The Red Queen Effect

The Red Queen Effect describes competitive environments where participants must continuously invest and innovate just to maintain their current position — where standing still is equivalent to falling behind. The name comes from Lewis Carroll's Through the Looking-Glass, in which the Red Queen tells Alice: "Now, here, you see, it takes all the running you can do, to keep in the same place."

Evolutionary Origins

The concept was formalized by evolutionary biologist Leigh Van Valen in 1973 as the Red Queen Hypothesis. Van Valen observed that the probability of extinction for a species appeared roughly constant over time — meaning that species never truly "get ahead" in the evolutionary arms race. Predators evolve faster jaws; prey evolve thicker shells. Parasites evolve to exploit hosts; hosts evolve resistance. The fitness landscape is always shifting because every organism's competitors are also evolving. Absolute fitness can increase, but relative fitness — the only kind that matters for survival — remains a treadmill.

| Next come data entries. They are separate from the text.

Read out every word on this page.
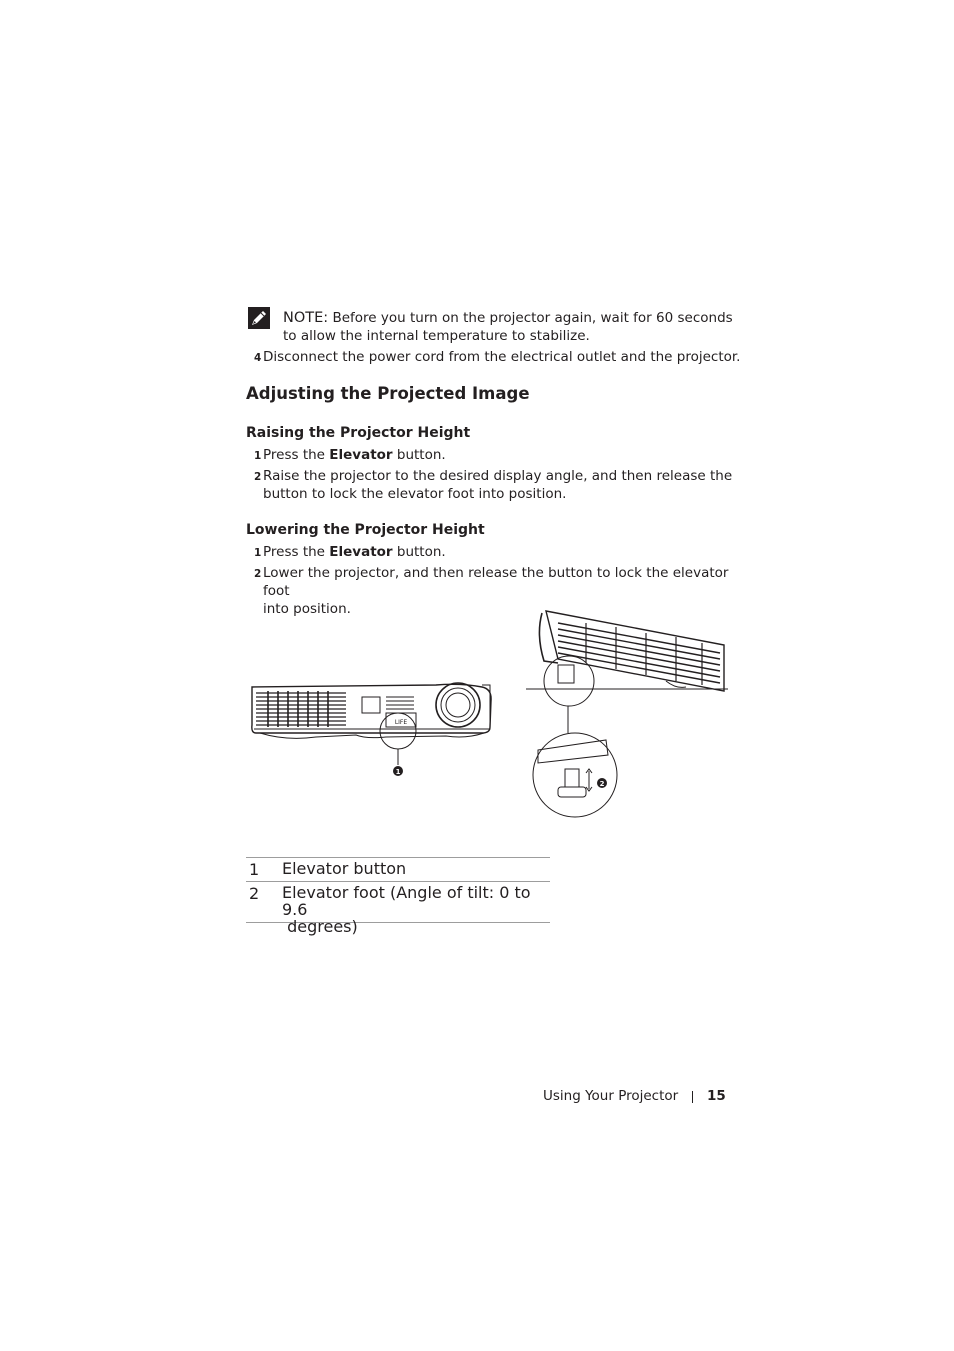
NOTE: Before you turn on the projector again, wait for 60 seconds
to allow the internal temperature to stabilize.
4 Disconnect the power cord from the electrical outlet and the projector.
Adjusting the Projected Image
Raising the Projector Height
1 Press the Elevator button.
2 Raise the projector to the desired display angle, and then release the
button to lock the elevator foot into position.
Lowering the Projector Height
1 Press the Elevator button.
2 Lower the projector, and then release the button to lock the elevator foot
into position.
LIFE
1
2
1 Elevator button
2 Elevator foot (Angle of tilt: 0 to 9.6
degrees)
Using Your Projector 15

This insight extends beyond predator-prey dynamics. Sexual selection itself may be a Red Queen phenomenon: organisms that reproduce sexually pay an enormous cost (only half their genes pass to each offspring) but gain the ability to shuffle genetic combinations rapidly enough to stay ahead of co-evolving parasites. The Red Queen explains why sex exists despite its apparent inefficiency.

The Red Queen in Competitive Markets

In economics, the Red Queen Effect manifests wherever competitive position depends on relative advantage rather than absolute capability. The dynamic is especially brutal in technology markets, where innovation by one firm endogenously depreciates the value of rivals' existing investments.

Consider the foundation model race. When OpenAI releases a more capable model, it doesn't just improve OpenAI's position — it actively degrades the competitive value of every other lab's current model. Anthropic, Google DeepMind, and Meta must respond not because their models got worse in absolute terms, but because the market's expectations shifted. A model that was state-of-the-art six months ago is now merely adequate. This is why AI labs are spending billions per training run — they're not building durable assets so much as buying temporary position in a race where the finish line moves forward every quarter.

Zhang and Zhang's 2026 paper The Economics of Digital Intelligence Capital formalizes this as endogenous depreciation: the value of a foundation model depreciates not through wear or obsolescence in the traditional sense, but because competitors' innovations redefine the capability frontier. Unlike physical capital, which depreciates on a predictable schedule, AI capital depreciates on a schedule set by your competitors' R&D velocity. This makes the economics of AI uniquely punishing — and uniquely demanding of continuous investment.

Red Queen Dynamics in the Agentic Economy

The Red Queen operates at every layer of the agentic economy. At the silicon layer, NVIDIA must ship new GPU architectures on an annual cadence — its $26 billion commitment to training its own foundation models is itself a Red Queen move, ensuring it doesn't cede the model layer to customers who might eventually design around its hardware. At the platform layer, cloud providers continuously expand inference capabilities and cut prices because any pause lets competitors capture developers. At the application layer, AI-native products must continuously integrate new model capabilities or watch users migrate to alternatives that do.

The Red Queen also explains why the AI industry's massive capital expenditure doesn't lead to the overcapacity that skeptics predict. In a Red Queen market, today's infrastructure isn't competing against nothing — it's competing against the infrastructure that will exist in twelve months. Companies invest not because current demand justifies it, but because falling behind in capability or scale creates a competitive deficit that compounds. The Jevons Paradox amplifies this further: each round of Red Queen investment produces efficiency gains that expand total demand, financing the next round of investment.

The deepest Red Queen dynamic may be in talent. As AI tools make individual engineers more productive, the bar for what constitutes competitive output rises for everyone. Engineers who adopt AI coding tools don't get to relax — they're expected to produce proportionally more, because their competitors are doing the same. Productivity gains don't create leisure; they reset the baseline. The Red Queen runs through organizations, not just between them.